La constitution mixte est une idée fondamentale de la pensée politique européenne. Souvent associée à la Renaissance et en particulier à Venise, elle trouve pourtant son origine dans la Grèce ancienne. Sa première mention explicite se trouve chez Thucydide, à propos du gouvernement des Cinq Mille dans l’Athènes de la fin du Ve s. La mise en place d’un séminaire réunissant autour du thème de la constitution mixte non seulement des spécialistes des mondes antiques, mais aussi du Moyen Âge, de la Renaissance, de la période moderne et de la période contemporaine permettra de susciter des échanges interdisciplinaires entre littéraires et philologues, historiens (de l’art, des idées …), philosophes et spécialistes de droit constitutionnel. Ces travaux s’accompagneront de la rédaction d’un ouvrage sur les sources antiques de la constitution mixte.

• Le projet de réexamen de l’œuvre historique de Xénophon (Nicolas Richer, ENS) se rattache à ces problématiques institutionnelles et sociales : en développant une recherche précise sur la teneur des œuvres historiques de Xénophon (Helléniques, Anabase, Agésilas et Constitution des Lacédémoniens, ainsi que la Constitution des Athéniens du Pseudo-Xénophon), il s'agit de rédiger une notice de présentation de chaque œuvre, d'annoter l'ensemble des textes et de constituer un répertoire historique fournissant des notices (étayées de références aux sources antiques et aux études modernes) sur des personnages, des faits politiques, sociaux, économiques, militaires ou religieux.

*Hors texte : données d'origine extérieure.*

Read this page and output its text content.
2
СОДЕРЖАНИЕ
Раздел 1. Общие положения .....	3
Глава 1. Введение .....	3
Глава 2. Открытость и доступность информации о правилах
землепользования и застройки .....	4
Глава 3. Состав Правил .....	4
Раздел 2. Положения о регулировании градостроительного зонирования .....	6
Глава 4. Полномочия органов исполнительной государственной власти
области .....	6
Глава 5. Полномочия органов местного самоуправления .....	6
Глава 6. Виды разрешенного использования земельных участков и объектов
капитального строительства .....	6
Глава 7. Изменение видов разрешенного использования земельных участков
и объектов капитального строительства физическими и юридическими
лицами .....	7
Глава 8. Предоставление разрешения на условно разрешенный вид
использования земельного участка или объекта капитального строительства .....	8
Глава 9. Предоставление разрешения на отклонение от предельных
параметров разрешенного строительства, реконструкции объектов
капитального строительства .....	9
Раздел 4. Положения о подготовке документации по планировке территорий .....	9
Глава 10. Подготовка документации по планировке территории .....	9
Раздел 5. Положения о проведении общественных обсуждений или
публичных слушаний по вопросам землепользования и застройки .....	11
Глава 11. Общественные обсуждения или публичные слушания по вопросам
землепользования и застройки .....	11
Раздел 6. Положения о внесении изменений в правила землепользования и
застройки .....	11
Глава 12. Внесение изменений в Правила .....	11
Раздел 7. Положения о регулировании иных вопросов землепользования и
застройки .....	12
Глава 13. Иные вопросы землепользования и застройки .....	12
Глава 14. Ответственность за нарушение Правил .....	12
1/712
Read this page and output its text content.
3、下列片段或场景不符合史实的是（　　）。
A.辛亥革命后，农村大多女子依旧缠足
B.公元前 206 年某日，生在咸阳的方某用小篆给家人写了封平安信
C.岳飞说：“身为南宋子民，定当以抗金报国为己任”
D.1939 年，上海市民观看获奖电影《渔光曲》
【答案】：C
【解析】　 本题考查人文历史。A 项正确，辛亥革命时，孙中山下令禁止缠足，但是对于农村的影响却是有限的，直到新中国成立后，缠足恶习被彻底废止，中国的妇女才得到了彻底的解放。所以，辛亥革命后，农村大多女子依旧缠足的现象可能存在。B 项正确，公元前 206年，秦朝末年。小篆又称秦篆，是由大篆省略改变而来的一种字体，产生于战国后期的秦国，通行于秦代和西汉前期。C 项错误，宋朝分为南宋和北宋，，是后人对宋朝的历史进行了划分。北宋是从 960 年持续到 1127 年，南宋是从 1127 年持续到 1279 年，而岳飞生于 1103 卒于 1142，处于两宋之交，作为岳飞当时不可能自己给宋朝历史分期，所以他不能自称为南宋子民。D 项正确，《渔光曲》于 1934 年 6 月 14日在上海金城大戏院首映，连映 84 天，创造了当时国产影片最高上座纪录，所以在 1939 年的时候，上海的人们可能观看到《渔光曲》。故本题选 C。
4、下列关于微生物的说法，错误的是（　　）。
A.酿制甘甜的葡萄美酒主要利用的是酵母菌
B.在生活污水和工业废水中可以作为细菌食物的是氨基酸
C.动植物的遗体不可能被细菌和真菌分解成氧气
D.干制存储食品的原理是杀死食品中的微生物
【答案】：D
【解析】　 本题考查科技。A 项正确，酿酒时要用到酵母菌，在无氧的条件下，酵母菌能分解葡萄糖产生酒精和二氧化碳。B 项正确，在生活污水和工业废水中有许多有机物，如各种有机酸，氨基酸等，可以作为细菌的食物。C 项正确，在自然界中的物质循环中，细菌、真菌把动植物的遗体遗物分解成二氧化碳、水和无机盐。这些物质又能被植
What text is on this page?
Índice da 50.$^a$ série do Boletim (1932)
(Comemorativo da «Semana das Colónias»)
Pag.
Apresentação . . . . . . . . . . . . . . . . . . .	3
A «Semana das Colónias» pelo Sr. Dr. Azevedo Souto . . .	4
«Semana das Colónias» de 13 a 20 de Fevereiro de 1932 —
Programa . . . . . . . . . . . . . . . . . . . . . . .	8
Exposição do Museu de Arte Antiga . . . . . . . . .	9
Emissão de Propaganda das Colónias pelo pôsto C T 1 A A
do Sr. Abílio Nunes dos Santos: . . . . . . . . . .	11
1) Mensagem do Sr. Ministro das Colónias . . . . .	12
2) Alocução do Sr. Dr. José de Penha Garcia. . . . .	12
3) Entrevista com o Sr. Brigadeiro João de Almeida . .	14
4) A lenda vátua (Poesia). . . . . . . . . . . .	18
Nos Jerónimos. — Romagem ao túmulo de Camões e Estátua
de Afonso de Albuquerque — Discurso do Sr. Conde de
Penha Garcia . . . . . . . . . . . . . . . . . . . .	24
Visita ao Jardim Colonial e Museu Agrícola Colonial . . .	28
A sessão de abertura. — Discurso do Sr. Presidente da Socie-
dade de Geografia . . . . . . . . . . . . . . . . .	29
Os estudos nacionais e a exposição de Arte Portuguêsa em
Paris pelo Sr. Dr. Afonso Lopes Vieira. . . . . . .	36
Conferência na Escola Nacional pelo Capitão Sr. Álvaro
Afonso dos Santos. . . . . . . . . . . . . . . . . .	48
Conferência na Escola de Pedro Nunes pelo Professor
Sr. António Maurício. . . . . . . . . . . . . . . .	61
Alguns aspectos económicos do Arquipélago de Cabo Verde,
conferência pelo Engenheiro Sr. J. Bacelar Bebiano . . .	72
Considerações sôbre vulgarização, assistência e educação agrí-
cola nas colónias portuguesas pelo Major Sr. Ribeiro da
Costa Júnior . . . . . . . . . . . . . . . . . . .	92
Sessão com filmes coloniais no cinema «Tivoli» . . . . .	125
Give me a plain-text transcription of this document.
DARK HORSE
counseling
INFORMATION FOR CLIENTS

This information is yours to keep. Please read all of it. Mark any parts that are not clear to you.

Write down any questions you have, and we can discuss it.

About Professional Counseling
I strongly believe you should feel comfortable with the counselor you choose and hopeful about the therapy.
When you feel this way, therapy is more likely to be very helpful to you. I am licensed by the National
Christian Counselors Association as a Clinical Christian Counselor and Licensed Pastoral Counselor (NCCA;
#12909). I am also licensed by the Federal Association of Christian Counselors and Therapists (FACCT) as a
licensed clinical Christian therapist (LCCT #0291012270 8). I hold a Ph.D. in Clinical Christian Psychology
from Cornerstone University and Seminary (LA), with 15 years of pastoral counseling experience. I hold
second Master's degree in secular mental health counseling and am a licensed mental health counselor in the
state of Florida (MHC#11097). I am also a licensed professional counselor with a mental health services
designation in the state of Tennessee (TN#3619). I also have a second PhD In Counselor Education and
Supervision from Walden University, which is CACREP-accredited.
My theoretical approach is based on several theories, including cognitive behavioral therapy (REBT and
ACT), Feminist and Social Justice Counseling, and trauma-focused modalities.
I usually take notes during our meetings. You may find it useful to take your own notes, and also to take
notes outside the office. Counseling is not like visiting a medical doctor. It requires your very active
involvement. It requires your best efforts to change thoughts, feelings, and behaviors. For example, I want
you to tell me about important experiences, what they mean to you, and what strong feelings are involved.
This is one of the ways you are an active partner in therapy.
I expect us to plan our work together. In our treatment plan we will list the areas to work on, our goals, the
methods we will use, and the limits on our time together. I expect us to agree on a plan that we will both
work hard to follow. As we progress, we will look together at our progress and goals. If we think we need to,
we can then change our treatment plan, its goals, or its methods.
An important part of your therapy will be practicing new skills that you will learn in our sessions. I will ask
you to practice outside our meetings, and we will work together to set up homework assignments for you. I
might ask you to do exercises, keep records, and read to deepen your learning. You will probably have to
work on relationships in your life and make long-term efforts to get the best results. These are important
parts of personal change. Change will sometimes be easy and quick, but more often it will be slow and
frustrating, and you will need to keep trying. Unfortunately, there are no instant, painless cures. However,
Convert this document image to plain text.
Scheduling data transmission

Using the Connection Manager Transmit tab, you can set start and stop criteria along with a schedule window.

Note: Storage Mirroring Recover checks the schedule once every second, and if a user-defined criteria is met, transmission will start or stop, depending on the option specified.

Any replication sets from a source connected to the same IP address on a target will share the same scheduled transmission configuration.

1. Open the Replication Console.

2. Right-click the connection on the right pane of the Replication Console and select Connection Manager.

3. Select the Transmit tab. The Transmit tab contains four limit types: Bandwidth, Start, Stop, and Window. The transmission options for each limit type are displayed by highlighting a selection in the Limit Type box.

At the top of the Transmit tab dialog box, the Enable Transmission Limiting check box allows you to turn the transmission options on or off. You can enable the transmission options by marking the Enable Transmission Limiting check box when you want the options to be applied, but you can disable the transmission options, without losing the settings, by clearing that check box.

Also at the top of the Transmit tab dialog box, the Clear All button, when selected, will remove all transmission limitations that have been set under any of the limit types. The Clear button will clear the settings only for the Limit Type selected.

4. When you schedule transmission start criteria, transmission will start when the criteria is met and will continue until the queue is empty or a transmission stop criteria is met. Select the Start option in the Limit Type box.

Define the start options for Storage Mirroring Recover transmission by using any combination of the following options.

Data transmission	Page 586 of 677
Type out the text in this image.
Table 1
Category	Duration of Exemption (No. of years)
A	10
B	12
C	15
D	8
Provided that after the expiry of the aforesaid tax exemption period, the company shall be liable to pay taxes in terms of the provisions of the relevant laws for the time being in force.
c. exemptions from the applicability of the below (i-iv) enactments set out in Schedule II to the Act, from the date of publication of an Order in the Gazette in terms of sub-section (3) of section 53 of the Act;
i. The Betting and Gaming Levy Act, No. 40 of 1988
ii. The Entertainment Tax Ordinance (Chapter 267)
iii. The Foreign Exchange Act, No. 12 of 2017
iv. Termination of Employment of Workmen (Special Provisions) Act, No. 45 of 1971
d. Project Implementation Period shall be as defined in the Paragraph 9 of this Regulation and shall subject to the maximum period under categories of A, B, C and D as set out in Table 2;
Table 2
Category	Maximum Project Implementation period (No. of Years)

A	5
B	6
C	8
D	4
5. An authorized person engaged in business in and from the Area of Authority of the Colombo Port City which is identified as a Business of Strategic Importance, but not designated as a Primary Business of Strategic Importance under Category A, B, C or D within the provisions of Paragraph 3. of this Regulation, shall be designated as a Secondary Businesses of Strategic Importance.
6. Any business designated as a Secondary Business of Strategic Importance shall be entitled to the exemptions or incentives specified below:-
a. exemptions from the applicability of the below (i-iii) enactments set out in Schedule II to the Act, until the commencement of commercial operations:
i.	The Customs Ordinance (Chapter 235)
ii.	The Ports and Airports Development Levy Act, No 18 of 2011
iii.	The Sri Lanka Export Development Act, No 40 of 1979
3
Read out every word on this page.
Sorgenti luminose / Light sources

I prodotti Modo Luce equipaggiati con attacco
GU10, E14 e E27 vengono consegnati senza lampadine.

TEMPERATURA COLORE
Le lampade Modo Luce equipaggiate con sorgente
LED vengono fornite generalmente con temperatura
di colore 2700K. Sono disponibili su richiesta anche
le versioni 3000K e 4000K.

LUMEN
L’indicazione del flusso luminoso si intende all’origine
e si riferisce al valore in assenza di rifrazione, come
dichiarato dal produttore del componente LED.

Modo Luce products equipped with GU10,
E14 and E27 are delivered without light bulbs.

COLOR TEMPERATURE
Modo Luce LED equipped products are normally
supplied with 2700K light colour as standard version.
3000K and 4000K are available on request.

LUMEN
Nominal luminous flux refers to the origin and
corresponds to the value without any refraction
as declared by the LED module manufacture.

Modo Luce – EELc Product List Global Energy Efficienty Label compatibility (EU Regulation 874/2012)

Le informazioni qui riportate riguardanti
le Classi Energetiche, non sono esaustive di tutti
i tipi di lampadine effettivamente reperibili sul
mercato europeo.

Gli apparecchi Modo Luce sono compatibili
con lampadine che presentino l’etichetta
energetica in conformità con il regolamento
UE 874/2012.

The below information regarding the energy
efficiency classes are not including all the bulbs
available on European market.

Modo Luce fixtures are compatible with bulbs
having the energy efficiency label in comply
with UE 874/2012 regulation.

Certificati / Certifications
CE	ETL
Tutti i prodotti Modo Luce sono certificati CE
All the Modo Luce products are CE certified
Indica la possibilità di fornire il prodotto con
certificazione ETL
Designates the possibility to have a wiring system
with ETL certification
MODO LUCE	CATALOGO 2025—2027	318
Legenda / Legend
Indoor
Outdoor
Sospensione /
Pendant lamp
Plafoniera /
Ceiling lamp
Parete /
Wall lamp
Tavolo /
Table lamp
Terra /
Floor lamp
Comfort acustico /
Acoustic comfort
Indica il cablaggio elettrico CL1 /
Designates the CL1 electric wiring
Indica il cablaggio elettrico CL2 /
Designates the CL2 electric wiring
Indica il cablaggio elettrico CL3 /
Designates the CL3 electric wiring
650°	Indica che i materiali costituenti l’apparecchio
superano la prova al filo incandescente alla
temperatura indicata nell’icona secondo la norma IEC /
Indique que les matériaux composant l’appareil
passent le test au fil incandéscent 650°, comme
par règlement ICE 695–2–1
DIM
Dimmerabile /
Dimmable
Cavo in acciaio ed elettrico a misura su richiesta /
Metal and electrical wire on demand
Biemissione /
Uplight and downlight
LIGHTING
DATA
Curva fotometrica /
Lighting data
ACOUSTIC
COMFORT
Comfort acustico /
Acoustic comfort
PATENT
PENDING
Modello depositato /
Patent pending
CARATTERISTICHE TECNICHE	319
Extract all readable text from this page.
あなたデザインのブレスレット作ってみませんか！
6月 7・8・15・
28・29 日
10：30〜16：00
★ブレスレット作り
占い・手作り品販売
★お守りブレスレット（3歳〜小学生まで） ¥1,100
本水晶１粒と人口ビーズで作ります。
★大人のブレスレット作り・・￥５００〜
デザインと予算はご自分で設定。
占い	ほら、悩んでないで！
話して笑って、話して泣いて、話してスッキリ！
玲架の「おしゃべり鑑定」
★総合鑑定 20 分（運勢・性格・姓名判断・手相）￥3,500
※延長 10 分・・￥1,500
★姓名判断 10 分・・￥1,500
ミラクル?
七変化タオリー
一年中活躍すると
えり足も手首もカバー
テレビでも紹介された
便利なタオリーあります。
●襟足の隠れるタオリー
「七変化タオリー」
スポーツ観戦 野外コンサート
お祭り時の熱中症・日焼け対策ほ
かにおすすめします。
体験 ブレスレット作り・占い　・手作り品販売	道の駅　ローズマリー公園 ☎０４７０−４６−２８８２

• Les travaux menés dans le domaine de la numismatique romaine (dir. Sylviane Estiot, CNRS - voir plus haut, programme C1) rejoignent également des recherches sur l’expression du pouvoir et ses pratiques discursives : mise en image de la fierté civique, auto-célébration gentilice de la personne du prince et de sa famille. La riche iconographie monétaire rejoint aussi les études sur le cérémonial impérial et le cadre où il est scénographié, essentiellement urbain (adventus, entrées impériales, cérémonies religieuses, sacrifices, triomphes, adlocutiones, distributions, congiaires, donativa, remise de l’or coronaire, etc). Sur l’historiographie "mythifiée" telle que la pratique l’Histoire Auguste, expression nostalgique d’une classe sénatoriale sur la défensive et désormais écartée du pouvoir au profit des administrateurs équestres et des généraux issus du rang, les recherches numismatiques ont leur place au côté des études prosopographiques sur le personnel politique ou les études philologiques sur la « Quellenforschung ». Sur l’expression de l’appartenance civique, les études sur le monnayage provincial romain (J. Dalaison, Lyon 2, & F. Delrieux, Université de Savoie) mettront en lumière le rôle croissant que joue le monnayage comme nouveau medium d’expression de la fierté civique (néocories, voyages impériaux, jeux), au moment même où son expression épigraphique (évergétisme, etc.) est en chute libre.